A UK-BASED Zimbabwean nurse has won a prestigious award for her work with young people and families affected by gangs.
Westminster Clinical Nurse Specialist Dorcas Gwata was named the winner of the Nursing Standard Mental Health Award at a ceremony held at a London hotel earlier this month.
Gwata works in the Westminster Integrated Gangs Unit (IGU) and with Central and North West London (CNWL) Westminster Child and Adolescent Mental Health Team to help improve the health of socially stigmatised, deprived young people engaged in high-risk behaviours associated with gang involvement.
The team works in partnership with social services, the police and community protection. About 80 per cent of the service users are from minority ethnic backgrounds.
Claire Murdoch, chief executive of CNWL NHS Foundation Trust, told her: “We are proud of your work, innovation and passion…..never lose it. Nurses like you make me proud to be a nurse too.”
Her clinical supervisor, CNWL consultant child and adolescent psychiatrist Tami Kramer, said Gwata’s outstanding mental health nursing knowledge and skills coupled with her empathy and commitment, had secured her success in a difficult field.
“Dorcas is able to engage young people not primarily looking for help and are often initially dismissive of their need for professional intervention,” said Dr Kramer. “Her warm, enthusiastic and persuasive style enables these difficult, often inarticulate, youngsters to share and reflect on their general health and mental health needs, and the links with their behaviour. She never gives up on giving young people the chance to find positive solutions to their life dilemmas.”
Gwata said: “A high proportion of young people and families affected by gang culture have unmet mental health needs such as learning difficulties, autism, and dyslexia. They often have associated levels of substance misuse, anxiety, unmet physical health needs and trauma from stabbings and or kidnappings thrown into the mix too.”
She added: “These young people are unlikely to access health services in traditional methods so my role is crucial and the strength of this work lies in our multi-agency partnerships.”
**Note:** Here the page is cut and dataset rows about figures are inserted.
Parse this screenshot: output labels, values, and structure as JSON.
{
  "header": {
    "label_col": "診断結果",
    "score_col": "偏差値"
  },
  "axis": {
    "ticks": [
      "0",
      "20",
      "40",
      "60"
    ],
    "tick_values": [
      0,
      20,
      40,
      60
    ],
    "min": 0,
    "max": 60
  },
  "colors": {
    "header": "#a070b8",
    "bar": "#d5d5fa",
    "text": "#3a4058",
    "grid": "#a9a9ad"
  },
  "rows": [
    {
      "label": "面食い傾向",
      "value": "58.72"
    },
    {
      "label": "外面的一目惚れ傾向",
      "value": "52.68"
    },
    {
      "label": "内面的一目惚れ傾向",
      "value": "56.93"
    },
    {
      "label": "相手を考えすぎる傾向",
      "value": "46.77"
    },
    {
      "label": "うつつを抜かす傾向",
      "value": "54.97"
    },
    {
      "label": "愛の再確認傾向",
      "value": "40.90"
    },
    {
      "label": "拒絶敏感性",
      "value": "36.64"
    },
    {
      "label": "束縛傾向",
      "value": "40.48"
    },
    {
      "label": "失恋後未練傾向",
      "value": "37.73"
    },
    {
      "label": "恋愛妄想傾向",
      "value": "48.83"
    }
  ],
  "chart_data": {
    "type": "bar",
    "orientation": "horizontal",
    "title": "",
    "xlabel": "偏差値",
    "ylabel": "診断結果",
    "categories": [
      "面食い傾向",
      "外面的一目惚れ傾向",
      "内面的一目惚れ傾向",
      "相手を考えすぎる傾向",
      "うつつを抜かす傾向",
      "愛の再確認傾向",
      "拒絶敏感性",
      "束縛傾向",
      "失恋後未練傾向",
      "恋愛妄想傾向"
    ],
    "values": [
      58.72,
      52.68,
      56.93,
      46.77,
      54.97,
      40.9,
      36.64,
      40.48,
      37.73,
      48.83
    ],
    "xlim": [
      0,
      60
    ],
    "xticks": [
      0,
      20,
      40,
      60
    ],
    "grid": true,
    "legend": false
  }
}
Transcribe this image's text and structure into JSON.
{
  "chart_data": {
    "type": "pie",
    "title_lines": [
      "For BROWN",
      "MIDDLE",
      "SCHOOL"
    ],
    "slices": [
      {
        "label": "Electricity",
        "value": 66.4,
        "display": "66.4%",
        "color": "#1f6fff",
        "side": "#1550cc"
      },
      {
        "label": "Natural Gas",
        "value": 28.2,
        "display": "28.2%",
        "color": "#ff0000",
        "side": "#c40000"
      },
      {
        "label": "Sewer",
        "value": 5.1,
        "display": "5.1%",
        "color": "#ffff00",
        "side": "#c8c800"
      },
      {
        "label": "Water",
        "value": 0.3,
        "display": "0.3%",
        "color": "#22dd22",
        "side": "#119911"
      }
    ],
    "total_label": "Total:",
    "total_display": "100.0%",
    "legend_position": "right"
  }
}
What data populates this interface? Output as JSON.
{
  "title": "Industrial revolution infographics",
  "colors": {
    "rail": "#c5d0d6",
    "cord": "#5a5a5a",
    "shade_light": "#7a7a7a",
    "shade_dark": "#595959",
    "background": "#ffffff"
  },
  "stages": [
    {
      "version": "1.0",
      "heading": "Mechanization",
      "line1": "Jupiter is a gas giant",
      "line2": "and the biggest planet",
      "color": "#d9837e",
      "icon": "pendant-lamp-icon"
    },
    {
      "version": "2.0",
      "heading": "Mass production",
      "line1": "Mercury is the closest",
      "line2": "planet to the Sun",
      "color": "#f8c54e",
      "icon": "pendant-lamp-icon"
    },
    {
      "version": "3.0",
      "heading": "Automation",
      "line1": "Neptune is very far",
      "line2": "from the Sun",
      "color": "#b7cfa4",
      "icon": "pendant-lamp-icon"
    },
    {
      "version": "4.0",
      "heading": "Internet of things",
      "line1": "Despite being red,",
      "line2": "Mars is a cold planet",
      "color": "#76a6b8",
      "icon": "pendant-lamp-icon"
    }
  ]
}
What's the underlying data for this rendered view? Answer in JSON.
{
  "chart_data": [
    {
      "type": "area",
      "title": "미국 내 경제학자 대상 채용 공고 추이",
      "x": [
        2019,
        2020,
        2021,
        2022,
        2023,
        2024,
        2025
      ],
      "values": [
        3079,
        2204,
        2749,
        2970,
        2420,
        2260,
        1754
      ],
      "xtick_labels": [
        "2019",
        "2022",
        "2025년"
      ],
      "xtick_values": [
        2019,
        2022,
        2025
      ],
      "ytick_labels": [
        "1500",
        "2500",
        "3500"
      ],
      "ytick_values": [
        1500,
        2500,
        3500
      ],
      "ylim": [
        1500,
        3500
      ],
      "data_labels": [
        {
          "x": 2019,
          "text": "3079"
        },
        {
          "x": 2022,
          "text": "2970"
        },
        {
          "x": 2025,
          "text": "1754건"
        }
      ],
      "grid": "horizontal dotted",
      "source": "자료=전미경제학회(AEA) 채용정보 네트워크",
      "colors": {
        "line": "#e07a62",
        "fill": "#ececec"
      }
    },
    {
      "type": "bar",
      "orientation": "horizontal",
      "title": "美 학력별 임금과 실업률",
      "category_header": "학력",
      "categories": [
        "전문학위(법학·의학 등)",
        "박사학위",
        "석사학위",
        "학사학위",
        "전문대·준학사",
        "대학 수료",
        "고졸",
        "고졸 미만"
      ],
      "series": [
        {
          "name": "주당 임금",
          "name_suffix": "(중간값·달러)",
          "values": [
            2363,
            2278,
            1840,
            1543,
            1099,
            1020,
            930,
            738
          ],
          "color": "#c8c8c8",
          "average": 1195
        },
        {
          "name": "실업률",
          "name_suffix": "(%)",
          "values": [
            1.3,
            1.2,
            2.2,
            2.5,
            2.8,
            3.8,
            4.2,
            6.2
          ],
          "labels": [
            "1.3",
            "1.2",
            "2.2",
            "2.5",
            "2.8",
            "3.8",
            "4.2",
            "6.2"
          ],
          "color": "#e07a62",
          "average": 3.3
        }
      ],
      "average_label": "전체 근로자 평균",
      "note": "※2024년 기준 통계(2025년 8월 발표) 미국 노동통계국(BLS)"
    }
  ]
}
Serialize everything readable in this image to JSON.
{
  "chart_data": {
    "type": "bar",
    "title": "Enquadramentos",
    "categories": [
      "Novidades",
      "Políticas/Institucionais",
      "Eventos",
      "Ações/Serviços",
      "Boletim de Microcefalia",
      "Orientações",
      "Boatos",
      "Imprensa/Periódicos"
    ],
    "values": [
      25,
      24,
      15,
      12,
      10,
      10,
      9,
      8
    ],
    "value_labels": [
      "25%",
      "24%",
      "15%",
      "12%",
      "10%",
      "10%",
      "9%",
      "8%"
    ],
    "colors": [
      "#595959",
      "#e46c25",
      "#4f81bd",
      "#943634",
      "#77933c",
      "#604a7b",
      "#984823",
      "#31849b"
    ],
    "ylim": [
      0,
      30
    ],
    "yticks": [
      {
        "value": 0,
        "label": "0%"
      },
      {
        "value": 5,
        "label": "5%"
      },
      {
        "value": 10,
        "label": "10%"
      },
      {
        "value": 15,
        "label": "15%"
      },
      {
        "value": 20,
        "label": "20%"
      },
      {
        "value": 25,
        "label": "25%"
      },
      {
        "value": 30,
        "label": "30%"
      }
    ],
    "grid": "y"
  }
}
Gwata was brought into the team following a Public Health studies and Home Office Report in 2011 which provided an evidence base for unmet mental health needs in young people and families involved in gangs in London.
More than 80 per cent of cases are from black and minority ethnic backgrounds.
She said: “If we don’t pay attention to culture and the impact that this has on the families we would be missing a huge chunk of potential positive interventions.”
Regarding her approach, she explained: “There are many challenges and it takes a lot of perseverance. But I don’t have a ‘Did not Attend’ list and I regularly get stood up at McDonalds. But I look at context and what it means. What is going on with that young person, their behaviour and lifestyle?
When a young person is not engaging with the team we have to look at diverse alternatives. We might intervene when they are at school. Or if they are in custody I go there and see if we can have a chat.”
She added: “Timing can be important. Some spiral further into crime, so there can be a dip before a breakthrough. There is a high level of violence around the transition from adolescence to adulthood, aged about 15 to 17, which carries on until they are 18 or 19.”